Durante muito tempo a principal rota de comércio entre o Rio Grande do Sul e São Paulo passava pelo Planalto Catarinense. Isso talvez explique porque, por motivos variados, muitos viajantes se fixaram na região. Alguns desses personagens eram, na falta de expressão mais apropriada, diferenciados.  

O médico e engenheiro Reuben Cleary escolheu o Brasil como local de residência após a derrota das tropas do General Robert Edward Lee, na Guerra de Secessão estadunidense (1861-1865). Não foi um caso isolado. Centenas de ex-soldados confederados, descontentes com o resultado do conflito, imigraram para a América do Sul. Uma parte significativa se estabeleceu no interior da (então) província de São Paulo – principalmente na região onde está localizada a cidade de Americana.

Quando chegou em Lages, em 1869, depois de rápida temporada no Rio Grande do Sul, Reuben Cleary começou a clinicar e, em seguida, se casou com Guilhermina Schmidt. Durante cerca de 20 anos exerceu a medicina e a engenharia na região (o primeiro projeto do Mercado Público é de sua autoria). Esse período de sua vida está registrado em um manuscrito de 200 páginas, Brazil Under Monarchy, que pode ser encontrado na Biblioteca do Congresso dos Estados Unidos. Em um dos capítulos do texto ele faz algumas considerações sobre o período em que residiu na cidade (mas, como todos os outros viajantes que escreveram sobre Lages, são raros os elogios).

Em determinado trecho da narrativa, Cleary comenta sobre o desconforto causado pelo frio bastante severo. Além da precariedade das casas de madeira, entendia que era inconcebível a inexistência de lareiras. Ao constatar a impossibilidade de trabalhar no consultório/escritório durante o inverno, resolveu mandar instalar uma.

Esforço em vão. Os pedreiros não conseguiam executar o que estava sendo requerido. O nível de desentendimento entre as partes era de tal ordem que parecia que ele estava pedindo para construírem uma das pirâmides do Egito ou algum outro monumento colossal. A cada momento surgiam dificuldades, obstáculos a ser transpostos, material que sumia.

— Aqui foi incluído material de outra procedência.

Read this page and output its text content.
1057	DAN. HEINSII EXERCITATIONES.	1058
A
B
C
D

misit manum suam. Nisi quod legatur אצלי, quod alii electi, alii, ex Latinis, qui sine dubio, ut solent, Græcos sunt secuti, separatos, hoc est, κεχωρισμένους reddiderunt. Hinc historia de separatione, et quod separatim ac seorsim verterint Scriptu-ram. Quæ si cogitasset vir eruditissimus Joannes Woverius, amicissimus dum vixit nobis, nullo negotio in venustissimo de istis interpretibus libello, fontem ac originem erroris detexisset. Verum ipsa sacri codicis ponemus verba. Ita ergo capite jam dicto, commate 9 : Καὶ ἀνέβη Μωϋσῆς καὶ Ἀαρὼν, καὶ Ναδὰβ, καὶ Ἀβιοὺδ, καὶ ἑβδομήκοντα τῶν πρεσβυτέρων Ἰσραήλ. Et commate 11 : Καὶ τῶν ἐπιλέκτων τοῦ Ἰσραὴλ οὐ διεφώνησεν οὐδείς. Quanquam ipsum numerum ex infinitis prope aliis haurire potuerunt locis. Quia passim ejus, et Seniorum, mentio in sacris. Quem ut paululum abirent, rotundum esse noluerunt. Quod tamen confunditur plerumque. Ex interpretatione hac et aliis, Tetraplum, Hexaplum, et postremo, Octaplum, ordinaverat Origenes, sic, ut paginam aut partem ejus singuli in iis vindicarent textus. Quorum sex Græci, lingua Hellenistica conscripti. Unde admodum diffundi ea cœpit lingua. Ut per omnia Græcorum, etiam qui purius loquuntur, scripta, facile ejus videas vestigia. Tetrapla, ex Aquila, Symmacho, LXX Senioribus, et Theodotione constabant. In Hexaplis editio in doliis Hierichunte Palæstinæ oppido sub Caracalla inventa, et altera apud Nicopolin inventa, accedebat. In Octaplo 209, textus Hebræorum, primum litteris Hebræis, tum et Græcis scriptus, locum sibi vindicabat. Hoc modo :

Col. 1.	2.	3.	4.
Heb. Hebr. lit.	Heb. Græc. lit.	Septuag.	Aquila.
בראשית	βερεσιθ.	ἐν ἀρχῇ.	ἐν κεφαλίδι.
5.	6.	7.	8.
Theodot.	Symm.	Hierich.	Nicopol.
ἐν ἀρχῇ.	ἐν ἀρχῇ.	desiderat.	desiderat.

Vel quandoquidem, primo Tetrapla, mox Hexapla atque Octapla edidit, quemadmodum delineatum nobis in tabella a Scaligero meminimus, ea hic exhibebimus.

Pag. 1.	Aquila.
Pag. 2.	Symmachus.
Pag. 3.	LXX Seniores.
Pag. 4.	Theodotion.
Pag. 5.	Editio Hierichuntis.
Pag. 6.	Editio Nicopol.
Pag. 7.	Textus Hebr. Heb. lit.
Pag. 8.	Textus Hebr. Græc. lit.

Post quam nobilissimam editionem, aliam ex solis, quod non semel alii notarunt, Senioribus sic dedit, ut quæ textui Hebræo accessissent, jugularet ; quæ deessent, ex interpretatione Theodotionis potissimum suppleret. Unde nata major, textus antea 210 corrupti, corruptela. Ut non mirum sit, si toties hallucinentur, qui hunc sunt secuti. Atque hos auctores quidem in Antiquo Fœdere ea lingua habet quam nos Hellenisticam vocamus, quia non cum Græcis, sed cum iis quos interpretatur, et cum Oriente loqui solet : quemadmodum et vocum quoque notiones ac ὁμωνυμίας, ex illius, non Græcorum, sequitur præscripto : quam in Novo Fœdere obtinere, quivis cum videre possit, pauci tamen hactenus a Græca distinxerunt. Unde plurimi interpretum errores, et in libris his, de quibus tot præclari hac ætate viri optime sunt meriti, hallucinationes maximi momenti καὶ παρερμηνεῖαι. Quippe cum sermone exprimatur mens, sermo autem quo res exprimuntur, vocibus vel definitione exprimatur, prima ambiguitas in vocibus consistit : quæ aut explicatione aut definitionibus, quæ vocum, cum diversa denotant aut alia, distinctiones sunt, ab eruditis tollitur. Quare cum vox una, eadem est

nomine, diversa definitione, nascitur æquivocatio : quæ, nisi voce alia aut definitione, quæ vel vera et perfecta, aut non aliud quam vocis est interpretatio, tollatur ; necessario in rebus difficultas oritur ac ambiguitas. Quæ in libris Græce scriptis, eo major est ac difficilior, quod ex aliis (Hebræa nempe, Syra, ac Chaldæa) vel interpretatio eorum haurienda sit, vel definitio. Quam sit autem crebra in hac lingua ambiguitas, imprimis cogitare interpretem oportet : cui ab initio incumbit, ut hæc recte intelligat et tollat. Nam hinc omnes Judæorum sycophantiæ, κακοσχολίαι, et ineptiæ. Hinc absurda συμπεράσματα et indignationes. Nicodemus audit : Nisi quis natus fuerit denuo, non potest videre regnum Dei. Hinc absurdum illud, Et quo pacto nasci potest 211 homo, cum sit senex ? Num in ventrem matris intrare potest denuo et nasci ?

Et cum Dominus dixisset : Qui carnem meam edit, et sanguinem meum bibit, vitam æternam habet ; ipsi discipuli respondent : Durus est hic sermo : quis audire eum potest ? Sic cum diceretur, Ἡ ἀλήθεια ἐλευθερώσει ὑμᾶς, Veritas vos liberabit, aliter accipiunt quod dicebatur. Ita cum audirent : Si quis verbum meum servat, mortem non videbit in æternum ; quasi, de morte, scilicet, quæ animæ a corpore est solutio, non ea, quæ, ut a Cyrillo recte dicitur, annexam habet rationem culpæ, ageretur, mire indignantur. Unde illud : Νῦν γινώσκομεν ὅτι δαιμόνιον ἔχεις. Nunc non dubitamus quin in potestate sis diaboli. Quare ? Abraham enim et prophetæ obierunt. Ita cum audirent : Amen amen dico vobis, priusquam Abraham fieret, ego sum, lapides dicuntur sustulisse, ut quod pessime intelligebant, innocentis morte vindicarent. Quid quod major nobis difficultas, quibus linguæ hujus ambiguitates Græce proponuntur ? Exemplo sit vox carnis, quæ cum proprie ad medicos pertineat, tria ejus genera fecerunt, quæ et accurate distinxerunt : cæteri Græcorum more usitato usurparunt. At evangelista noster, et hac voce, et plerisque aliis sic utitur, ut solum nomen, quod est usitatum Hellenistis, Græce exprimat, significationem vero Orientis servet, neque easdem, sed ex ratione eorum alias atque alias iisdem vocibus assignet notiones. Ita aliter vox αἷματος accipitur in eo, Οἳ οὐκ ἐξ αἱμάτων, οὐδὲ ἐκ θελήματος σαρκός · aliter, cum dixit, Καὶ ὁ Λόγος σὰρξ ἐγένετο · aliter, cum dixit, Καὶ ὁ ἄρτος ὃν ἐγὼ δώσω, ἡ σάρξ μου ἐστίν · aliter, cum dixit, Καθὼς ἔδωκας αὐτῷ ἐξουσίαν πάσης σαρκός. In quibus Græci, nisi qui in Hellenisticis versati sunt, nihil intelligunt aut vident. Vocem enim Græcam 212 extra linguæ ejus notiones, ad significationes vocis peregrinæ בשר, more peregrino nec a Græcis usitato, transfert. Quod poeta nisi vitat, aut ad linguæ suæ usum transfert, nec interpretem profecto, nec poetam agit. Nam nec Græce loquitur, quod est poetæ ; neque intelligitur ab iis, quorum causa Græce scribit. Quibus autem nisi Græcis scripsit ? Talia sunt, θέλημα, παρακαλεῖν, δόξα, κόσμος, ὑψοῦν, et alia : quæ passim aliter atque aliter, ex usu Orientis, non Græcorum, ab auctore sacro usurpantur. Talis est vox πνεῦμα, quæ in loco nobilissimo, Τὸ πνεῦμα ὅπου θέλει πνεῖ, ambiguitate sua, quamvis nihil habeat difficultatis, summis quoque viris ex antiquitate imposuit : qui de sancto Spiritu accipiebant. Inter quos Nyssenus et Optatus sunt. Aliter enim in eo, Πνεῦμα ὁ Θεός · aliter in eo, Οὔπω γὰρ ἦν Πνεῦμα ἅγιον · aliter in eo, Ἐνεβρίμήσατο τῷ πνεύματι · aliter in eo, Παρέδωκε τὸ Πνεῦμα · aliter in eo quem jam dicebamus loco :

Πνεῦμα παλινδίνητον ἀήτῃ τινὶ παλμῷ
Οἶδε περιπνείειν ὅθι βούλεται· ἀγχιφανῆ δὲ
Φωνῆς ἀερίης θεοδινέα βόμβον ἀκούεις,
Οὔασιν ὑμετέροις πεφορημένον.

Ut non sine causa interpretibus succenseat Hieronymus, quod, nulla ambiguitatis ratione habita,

No limite da tolerância, ou melhor, sem paciência, Cleary decidiu construir a lareira (com chaminé) pelas próprias mãos. Ou quase isso, porque deve ter tido algum tipo de ajuda, mas sempre de forma precária.

O resultado dessa aventura é que a sua família desfrutou do aquecimento que era inacessível aos demais moradores da cidade. Mesmo assim, o projeto foi considerado coisa excêntrica, uma anomalia que desperdiçava tempo e dinheiro com algo tão estranho aos costumes regionais.

Por motivo não identificado, Cleary precisou se mudar. No verão, a casa foi ocupada pelo juiz do distrito – que, sem nenhum constrangimento, mandou destruir a lareira. Alegou que não precisava daquilo e que o espaço poderia ser ocupado com algo mais importante.

No inverno seguinte, mais rigoroso que o anterior, o juiz foi obrigado a se esquentar precariamente. Nas palavras de Cleary, sentando-se perto de um recipiente com carvão de lenha ardendo, embrulhado em seu poncho e inalando o ar com gás carbônico.




P.S.: A história da cidade reviveu episódio similar quando um empresário mandou instalar calefação central em sua casa nos anos 70 (talvez 80) do século XX. Não faltaram detratores a dizer que ele era um esbanjador e que esse tipo de conforto não condizia com a realidade brasileira (e lageana).